Failure to file the priority document within three months from the filing date will lead to the loss of the priority claim.

Novelty:
Absolute novelty is required. An invention is new if it is not anticipated by prior art. Prior art is considered to include everything made available to the public anywhere in the world, by means of written disclosure, including drawings and illustrations, or by oral disclosure, use, exhibition or non-written means.

Convention priority:
An applicant who has filed a patent application in a convention country is entitled to claim priority from such earlier application, provided the application in Uganda is filed within 12 months from the earlier application.

Examination/procedure:
A Uganda application is subjected to formal examination, which takes place automatically. The Registrar may request the applicant to furnish details of corresponding applications in other countries, and may further request that copies of the search report, granted patent, final rejection, etc be furnished.  The Registrar may direct that substantive examination be conducted for particular applications according to the technical field of the invention. In that case, examination is carried out at the ARIPO Patent Office on behalf of the Uganda Registrar.

Duration and maintenance:
A patent has an initial term of 15 years, but may be extended by a further five year period on payment of renewal fees and proof that the invention is being worked in Uganda
Maintenance fees are calculated from the first anniversary of the filing date but become payable upon grant of a patent. Thereafter maintenance fees are due upon the anniversary of the filing date. A six months grace period is provided for payment of renewal fees, subject to payment of surcharges. If a renewal fee is not paid within this period, the patent lapses.

Amendments:
Amendments can be made prior to or even after grant, but any amendment may not go beyond the disclosure of the invention in the application as filed. 

Marking:
No requirement.

Working:
A compulsory licence may be granted in cases of non-working.

Utility model patents:
The Act provides for the granting of utility certificates in respect of inventions which are new and industrially applicable. It is not necessary for the inventions to involve an inventive step. A utility certificate expires, without a possibility of renewal, at the end of the seventh year after the date of filing.

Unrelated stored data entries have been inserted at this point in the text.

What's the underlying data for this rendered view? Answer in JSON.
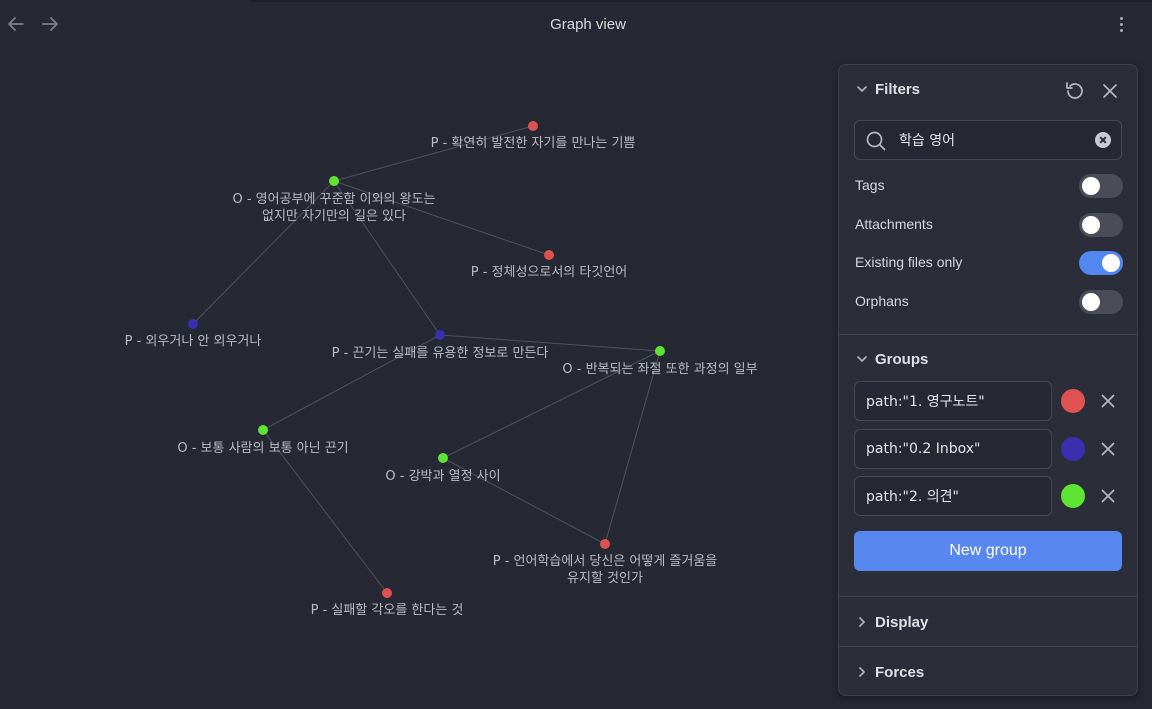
{
  "header": {
    "title": "Graph view"
  },
  "graph": {
    "nodes": [
      {
        "label": "P - 확연히 발전한 자기를 만나는 기쁨",
        "color": "#e05252"
      },
      {
        "label": "O - 영어공부에 꾸준함 이외의 왕도는",
        "label2": "없지만 자기만의 길은 있다",
        "color": "#5ee435"
      },
      {
        "label": "P - 정체성으로서의 타깃언어",
        "color": "#e05252"
      },
      {
        "label": "P - 외우거나 안 외우거나",
        "color": "#3b2fb0"
      },
      {
        "label": "P - 끈기는 실패를 유용한 정보로 만든다",
        "color": "#3b2fb0"
      },
      {
        "label": "O - 반복되는 좌절 또한 과정의 일부",
        "color": "#5ee435"
      },
      {
        "label": "O - 보통 사람의 보통 아닌 끈기",
        "color": "#5ee435"
      },
      {
        "label": "O - 강박과 열정 사이",
        "color": "#5ee435"
      },
      {
        "label": "P - 언어학습에서 당신은 어떻게 즐거움을",
        "label2": "유지할 것인가",
        "color": "#e05252"
      },
      {
        "label": "P - 실패할 각오를 한다는 것",
        "color": "#e05252"
      }
    ],
    "edges": [
      [
        0,
        1
      ],
      [
        1,
        2
      ],
      [
        1,
        3
      ],
      [
        1,
        4
      ],
      [
        4,
        5
      ],
      [
        4,
        6
      ],
      [
        5,
        7
      ],
      [
        5,
        8
      ],
      [
        7,
        8
      ],
      [
        6,
        9
      ]
    ]
  },
  "filters": {
    "title": "Filters",
    "search_value": "학습 영어",
    "toggles": [
      {
        "label": "Tags",
        "on": false
      },
      {
        "label": "Attachments",
        "on": false
      },
      {
        "label": "Existing files only",
        "on": true
      },
      {
        "label": "Orphans",
        "on": false
      }
    ]
  },
  "groups": {
    "title": "Groups",
    "items": [
      {
        "query": "path:\"1. 영구노트\"",
        "color": "#e05252"
      },
      {
        "query": "path:\"0.2 Inbox\"",
        "color": "#3b2fb0"
      },
      {
        "query": "path:\"2. 의견\"",
        "color": "#5ee435"
      }
    ],
    "new_group_label": "New group"
  },
  "display": {
    "title": "Display"
  },
  "forces": {
    "title": "Forces"
  },
  "colors": {
    "accent": "#5787ef",
    "background": "#262933",
    "panel": "#2b2e38",
    "edge": "#4f525b"
  }
}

At any time before the grant or refusal of a utility certificate, the application may be converted to a patent application. A patent application may likewise be converted to an application for a utility certificate.

Designs
Law:
·         United Kingdom Designs (Protection) Act, Chapter 218 of 1937

Design protection:
A United Kingdom design extends automatically to Uganda. Design protection is also available via an ARIPO application designating Uganda. However, Uganda has not implemented the Harare Protocol as far as industrial designs are concerned. Accordingly, it is not clear whether the rights derived from a design registered through ARIPO will be enforceable in Uganda.    

Registrable subject matter:
Designs as protectable in the UK.

Types of applications:
Design protection in Uganda can be obtained by:
·         a UK design registration which extends automatically to Uganda
·         an ARIPO application for the registration of a design, designating Uganda.

Application:
United Kingdom registered designs automatically extend to Uganda. As indicated above, application through ARIPO may also be possible inasmuch as Uganda has acceded to the Harare Protocol of ARIPO.

Duration and maintenance:
The UK design registration is effective in Uganda for as long as it endures in the UK. The duration of a design registration via ARIPO is 10 years (see the section on Design protection above).